A recent survey of ER physicians in 65 emergency departments assessed their perceptions about their working environment and their capacity to handle patients. The results show physicians lack the resources to adequately care for ER patients:
- About 40% of physicians reported that there was insufficient space for the delivery of care at least some of the time
- 50% said that the number of patients sometimes exceeded ER capacity to provide safe care
This validates previous concerns about ER overcrowding, which is making emergency care not only expensive but dangerous. So why are our ERs so crowded? Some say that the main problem is the uninsured who use ERs for their routine primary care needs or wait until they’re so sick that they have to be rushed to the ER. Although this makes sense, there is strong evidence suggesting that “the rise in ER visits cannot be primarily attributed to the uninsured.” It appears that “uninsured individuals account for only about 16% of ER visits.” Most people who go to the ER are in fact insured but they lack access to convenient care. They go to the ER because it’s a one-stop shop and, despite the long wait times, they can be seen by a physician and get their blood work and X-rays done all in one place.

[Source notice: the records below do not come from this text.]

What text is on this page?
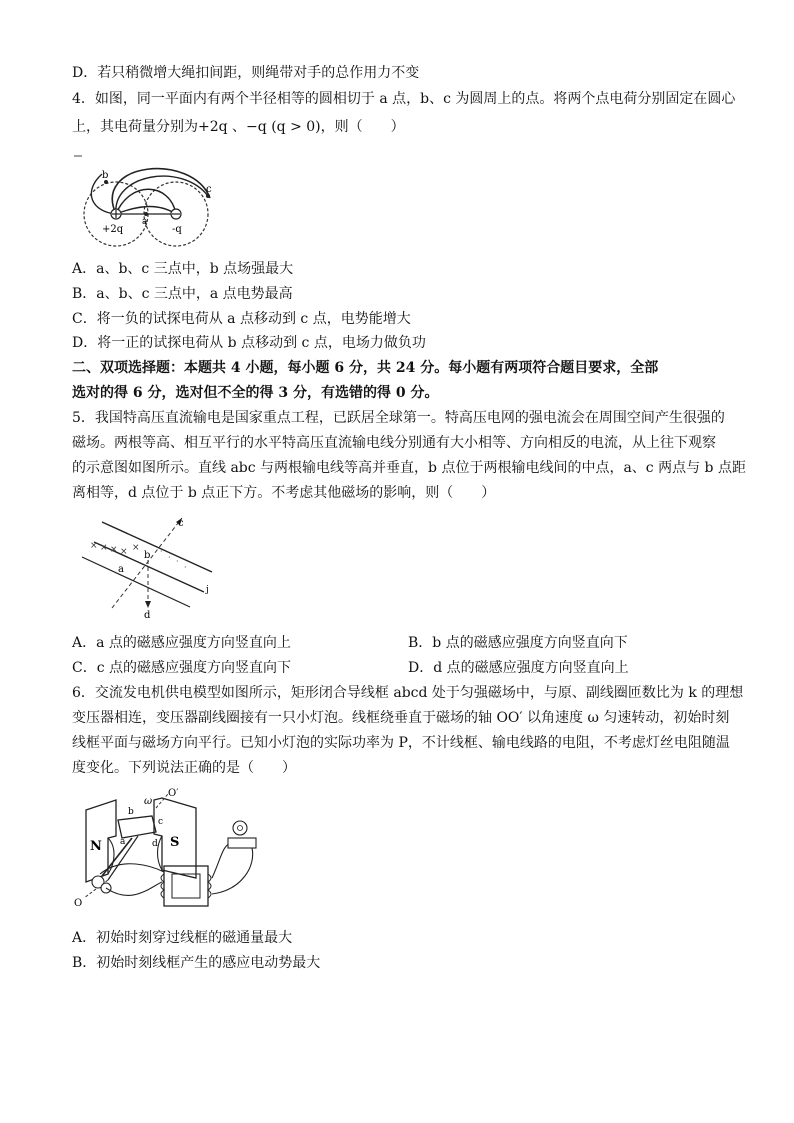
D．若只稍微增大绳扣间距，则绳带对手的总作用力不变
4．如图，同一平面内有两个半径相等的圆相切于 a 点，b、c 为圆周上的点。将两个点电荷分别固定在圆心
上，其电荷量分别为+2q 、−q (q > 0)，则（　　）
b
c
a
+2q	-q
A．a、b、c 三点中，b 点场强最大
B．a、b、c 三点中，a 点电势最高
C．将一负的试探电荷从 a 点移动到 c 点，电势能增大
D．将一正的试探电荷从 b 点移动到 c 点，电场力做负功
二、双项选择题：本题共 4 小题，每小题 6 分，共 24 分。每小题有两项符合题目要求，全部
选对的得 6 分，选对但不全的得 3 分，有选错的得 0 分。
5．我国特高压直流输电是国家重点工程，已跃居全球第一。特高压电网的强电流会在周围空间产生很强的
磁场。两根等高、相互平行的水平特高压直流输电线分别通有大小相等、方向相反的电流，从上往下观察
的示意图如图所示。直线 abc 与两根输电线等高并垂直，b 点位于两根输电线间的中点，a、c 两点与 b 点距
离相等，d 点位于 b 点正下方。不考虑其他磁场的影响，则（　　）
× × × × ×	·
· ·
·
c
b
a
d
j
A．a 点的磁感应强度方向竖直向上	B．b 点的磁感应强度方向竖直向下
C．c 点的磁感应强度方向竖直向下	D．d 点的磁感应强度方向竖直向上
6．交流发电机供电模型如图所示，矩形闭合导线框 abcd 处于匀强磁场中，与原、副线圈匝数比为 k 的理想
变压器相连，变压器副线圈接有一只小灯泡。线框绕垂直于磁场的轴 OO′ 以角速度 ω 匀速转动，初始时刻
线框平面与磁场方向平行。已知小灯泡的实际功率为 P，不计线框、输电线路的电阻，不考虑灯丝电阻随温
度变化。下列说法正确的是（　　）
N	S
a
b
c
d
O′
ω
O
A．初始时刻穿过线框的磁通量最大
B．初始时刻线框产生的感应电动势最大
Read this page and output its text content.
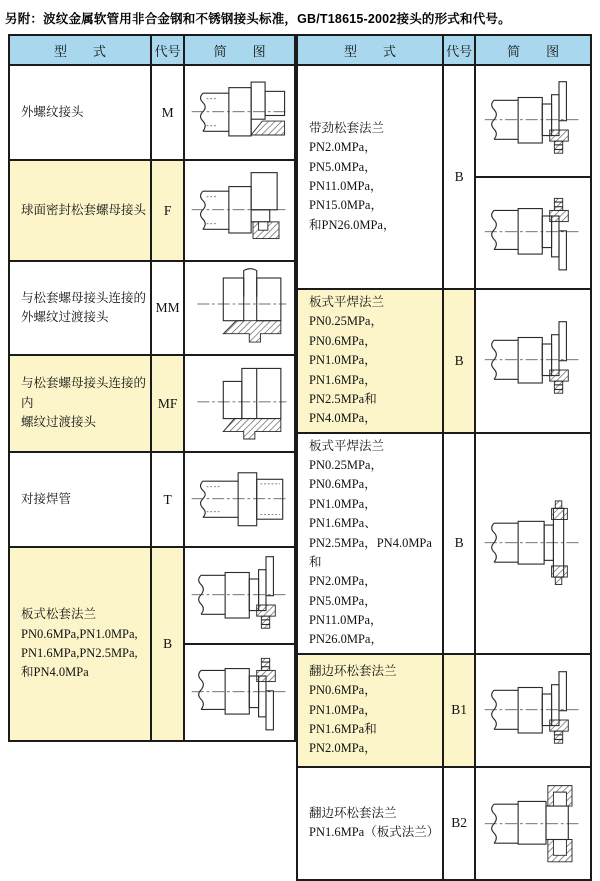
另附：波纹金属软管用非合金钢和不锈钢接头标准，GB/T18615-2002接头的形式和代号。
型　　式	代号	简　　图

外螺纹接头	M	

球面密封松套螺母接头	F	

与松套螺母接头连接的
外螺纹过渡接头	MM	

与松套螺母接头连接的内
螺纹过渡接头	MF	

对接焊管	T	

板式松套法兰
PN0.6MPa,PN1.0MPa,
PN1.6MPa,PN2.5MPa,
和PN4.0MPa	B	

型　　式	代号	简　　图

带劲松套法兰
PN2.0MPa，PN5.0MPa，
PN11.0MPa，PN15.0MPa，
和PN26.0MPa，	B	

板式平焊法兰
PN0.25MPa，PN0.6MPa，
PN1.0MPa，PN1.6MPa，
PN2.5MPa和PN4.0MPa，	B	

板式平焊法兰
PN0.25MPa，PN0.6MPa，
PN1.0MPa，PN1.6MPa、
PN2.5MPa，PN4.0MPa 和
PN2.0MPa，PN5.0MPa，
PN11.0MPa，PN26.0MPa，
	B	

翻边环松套法兰
PN0.6MPa，PN1.0MPa，
PN1.6MPa和PN2.0MPa，	B1	

翻边环松套法兰
PN1.6MPa（板式法兰）	B2	
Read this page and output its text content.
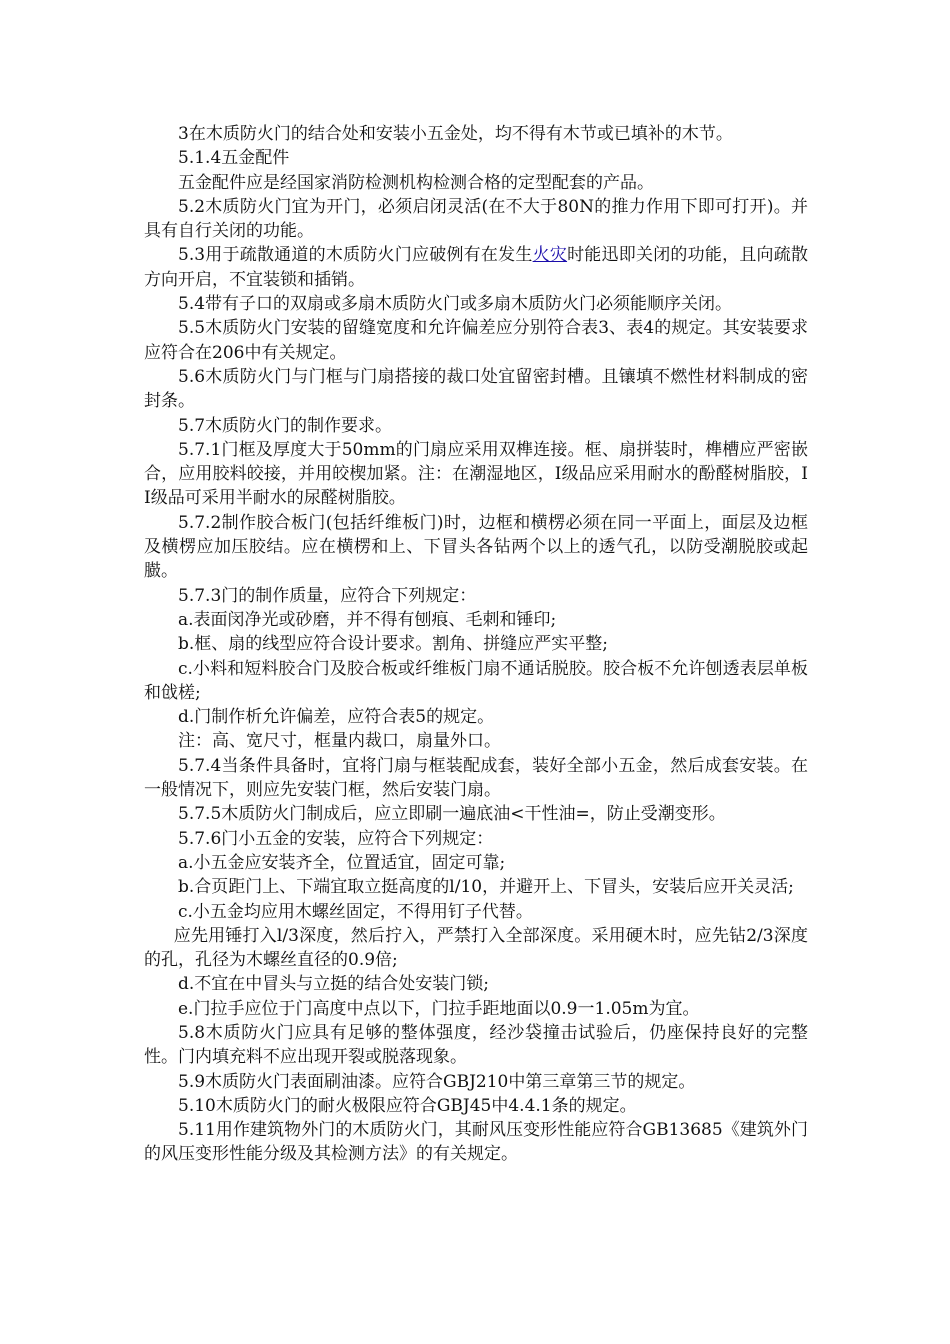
3在木质防火门的结合处和安装小五金处，均不得有木节或已填补的木节。

5.1.4五金配件

五金配件应是经国家消防检测机构检测合格的定型配套的产品。

5.2木质防火门宜为开门，必须启闭灵活(在不大于80N的推力作用下即可打开)。并具有自行关闭的功能。

5.3用于疏散通道的木质防火门应破例有在发生火灾时能迅即关闭的功能，且向疏散方向开启，不宜装锁和插销。

5.4带有子口的双扇或多扇木质防火门或多扇木质防火门必须能顺序关闭。

5.5木质防火门安装的留缝宽度和允许偏差应分别符合表3、表4的规定。其安装要求应符合在206中有关规定。

5.6木质防火门与门框与门扇搭接的裁口处宜留密封槽。且镶填不燃性材料制成的密封条。

5.7木质防火门的制作要求。

5.7.1门框及厚度大于50mm的门扇应采用双榫连接。框、扇拼装时，榫槽应严密嵌合，应用胶料皎接，并用皎楔加紧。注：在潮湿地区，I级品应采用耐水的酚醛树脂胶，II级品可采用半耐水的尿醛树脂胶。

5.7.2制作胶合板门(包括纤维板门)时，边框和横楞必须在同一平面上，面层及边框及横楞应加压胶结。应在横楞和上、下冒头各钻两个以上的透气孔，以防受潮脱胶或起臌。

5.7.3门的制作质量，应符合下列规定：

a.表面闵净光或砂磨，并不得有刨痕、毛刺和锤印;

b.框、扇的线型应符合设计要求。割角、拼缝应严实平整;

c.小料和短料胶合门及胶合板或纤维板门扇不通话脱胶。胶合板不允许刨透表层单板和戗槎;

d.门制作析允许偏差，应符合表5的规定。

注：高、宽尺寸，框量内裁口，扇量外口。

5.7.4当条件具备时，宜将门扇与框装配成套，装好全部小五金，然后成套安装。在一般情况下，则应先安装门框，然后安装门扇。

5.7.5木质防火门制成后，应立即刷一遍底油<干性油=，防止受潮变形。

5.7.6门小五金的安装，应符合下列规定：

a.小五金应安装齐全，位置适宜，固定可靠;

b.合页距门上、下端宜取立挺高度的l/10，并避开上、下冒头，安装后应开关灵活;

c.小五金均应用木螺丝固定，不得用钉子代替。

应先用锤打入l/3深度，然后拧入，严禁打入全部深度。采用硬木时，应先钻2/3深度的孔，孔径为木螺丝直径的0.9倍;

d.不宜在中冒头与立挺的结合处安装门锁;

e.门拉手应位于门高度中点以下，门拉手距地面以0.9一1.05m为宜。

5.8木质防火门应具有足够的整体强度，经沙袋撞击试验后，仍座保持良好的完整性。门内填充料不应出现开裂或脱落现象。

5.9木质防火门表面刷油漆。应符合GBJ210中第三章第三节的规定。

5.10木质防火门的耐火极限应符合GBJ45中4.4.1条的规定。

5.11用作建筑物外门的木质防火门，其耐风压变形性能应符合GB13685《建筑外门的风压变形性能分级及其检测方法》的有关规定。
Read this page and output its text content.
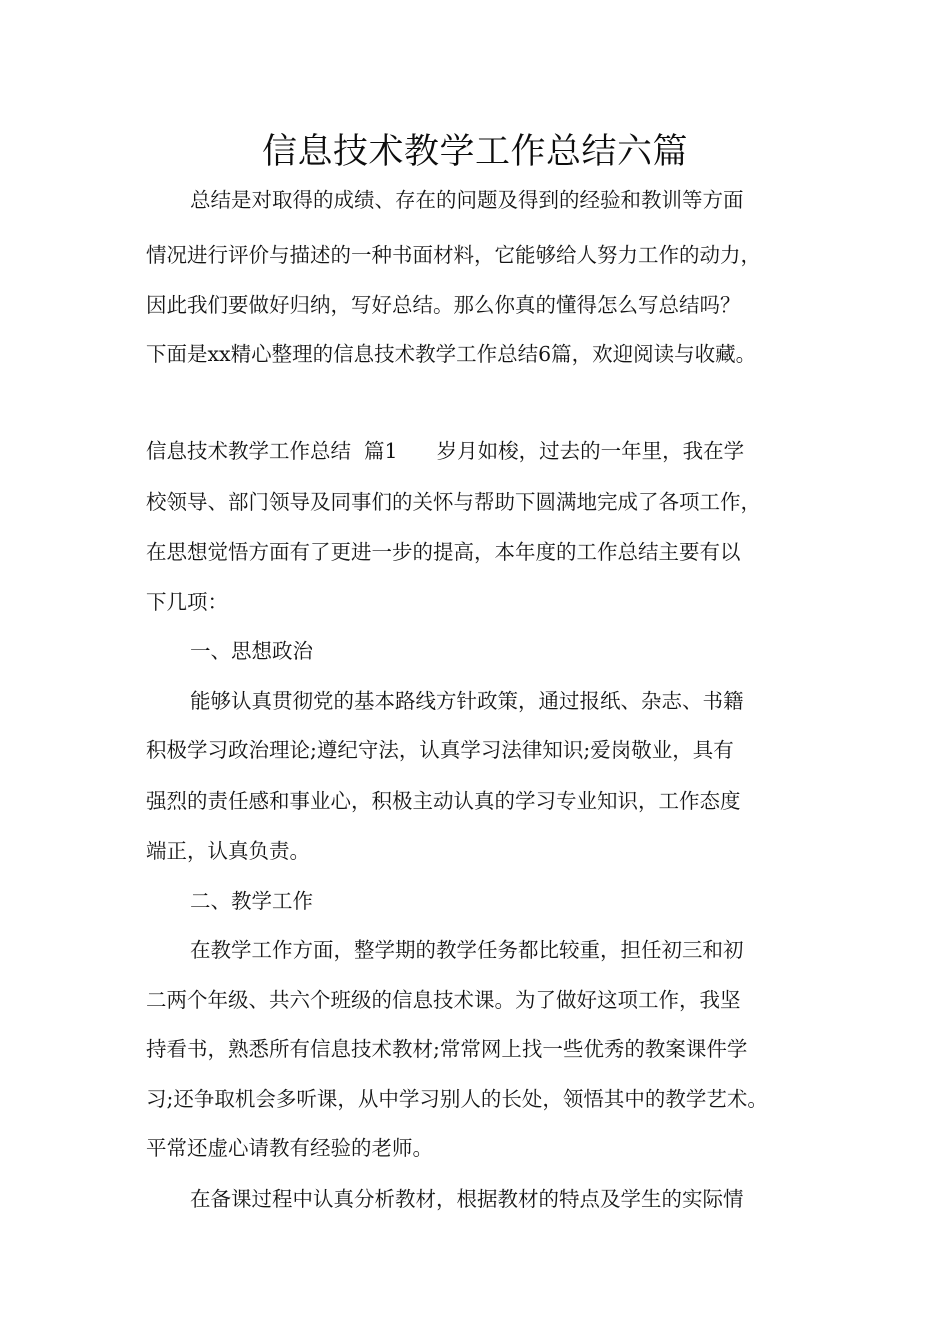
信息技术教学工作总结六篇
总结是对取得的成绩、存在的问题及得到的经验和教训等方面
情况进行评价与描述的一种书面材料，它能够给人努力工作的动力，
因此我们要做好归纳，写好总结。那么你真的懂得怎么写总结吗？
下面是xx精心整理的信息技术教学工作总结6篇，欢迎阅读与收藏。
信息技术教学工作总结  篇1      岁月如梭，过去的一年里，我在学
校领导、部门领导及同事们的关怀与帮助下圆满地完成了各项工作，
在思想觉悟方面有了更进一步的提高，本年度的工作总结主要有以
下几项：
一、思想政治
能够认真贯彻党的基本路线方针政策，通过报纸、杂志、书籍
积极学习政治理论;遵纪守法，认真学习法律知识;爱岗敬业，具有
强烈的责任感和事业心，积极主动认真的学习专业知识，工作态度
端正，认真负责。
二、教学工作
在教学工作方面，整学期的教学任务都比较重，担任初三和初
二两个年级、共六个班级的信息技术课。为了做好这项工作，我坚
持看书，熟悉所有信息技术教材;常常网上找一些优秀的教案课件学
习;还争取机会多听课，从中学习别人的长处，领悟其中的教学艺术。
平常还虚心请教有经验的老师。
在备课过程中认真分析教材，根据教材的特点及学生的实际情
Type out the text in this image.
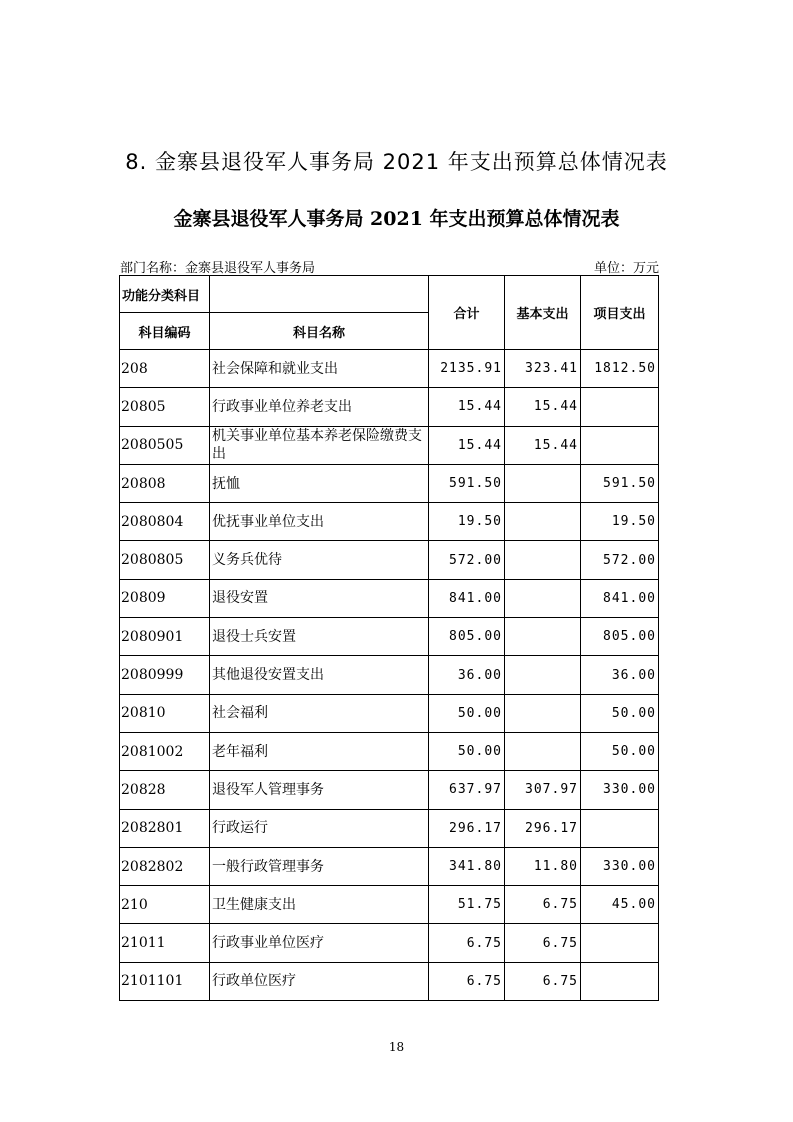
8. 金寨县退役军人事务局 2021 年支出预算总体情况表
金寨县退役军人事务局 2021 年支出预算总体情况表
部门名称：金寨县退役军人事务局	单位：万元
功能分类科目		合计	基本支出	项目支出
科目编码	科目名称			
208	社会保障和就业支出	2135.91	323.41	1812.50
20805	行政事业单位养老支出	15.44	15.44	
2080505	机关事业单位基本养老保险缴费支出	15.44	15.44	
20808	抚恤	591.50		591.50
2080804	优抚事业单位支出	19.50		19.50
2080805	义务兵优待	572.00		572.00
20809	退役安置	841.00		841.00
2080901	退役士兵安置	805.00		805.00
2080999	其他退役安置支出	36.00		36.00
20810	社会福利	50.00		50.00
2081002	老年福利	50.00		50.00
20828	退役军人管理事务	637.97	307.97	330.00
2082801	行政运行	296.17	296.17	
2082802	一般行政管理事务	341.80	11.80	330.00
210	卫生健康支出	51.75	6.75	45.00
21011	行政事业单位医疗	6.75	6.75	
2101101	行政单位医疗	6.75	6.75	
18
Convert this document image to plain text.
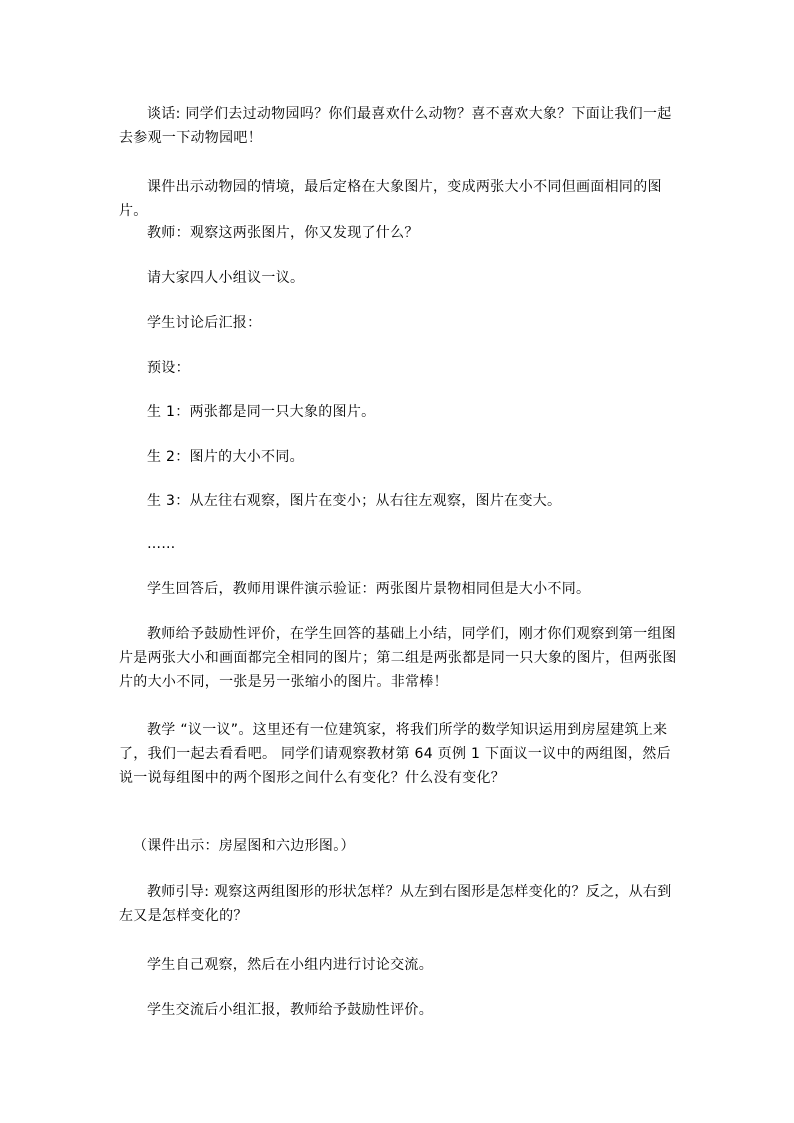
谈话: 同学们去过动物园吗？你们最喜欢什么动物？喜不喜欢大象？下面让我们一起去参观一下动物园吧！

课件出示动物园的情境，最后定格在大象图片，变成两张大小不同但画面相同的图片。

教师：观察这两张图片，你又发现了什么？

请大家四人小组议一议。

学生讨论后汇报：

预设：

生 1：两张都是同一只大象的图片。

生 2：图片的大小不同。

生 3：从左往右观察，图片在变小；从右往左观察，图片在变大。

……

学生回答后，教师用课件演示验证：两张图片景物相同但是大小不同。

教师给予鼓励性评价，在学生回答的基础上小结，同学们，刚才你们观察到第一组图片是两张大小和画面都完全相同的图片；第二组是两张都是同一只大象的图片，但两张图片的大小不同，一张是另一张缩小的图片。非常棒！

教学 “议一议”。这里还有一位建筑家，将我们所学的数学知识运用到房屋建筑上来了，我们一起去看看吧。 同学们请观察教材第 64 页例 1 下面议一议中的两组图，然后说一说每组图中的两个图形之间什么有变化？什么没有变化？

（课件出示：房屋图和六边形图。）

教师引导: 观察这两组图形的形状怎样？从左到右图形是怎样变化的？反之，从右到左又是怎样变化的？

学生自己观察，然后在小组内进行讨论交流。

学生交流后小组汇报，教师给予鼓励性评价。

Among people going to the ER are those who truly need emergency care and if neglected can end up like Esmin Green. In the real world, it’s sometimes very hard to separate such people from those who are not truly emergency patients. I think the best way to fix the problem is to focus not on providing universal coverage but universal access to care by working towards developing a more efficient and intelligent healthcare delivery enterprise.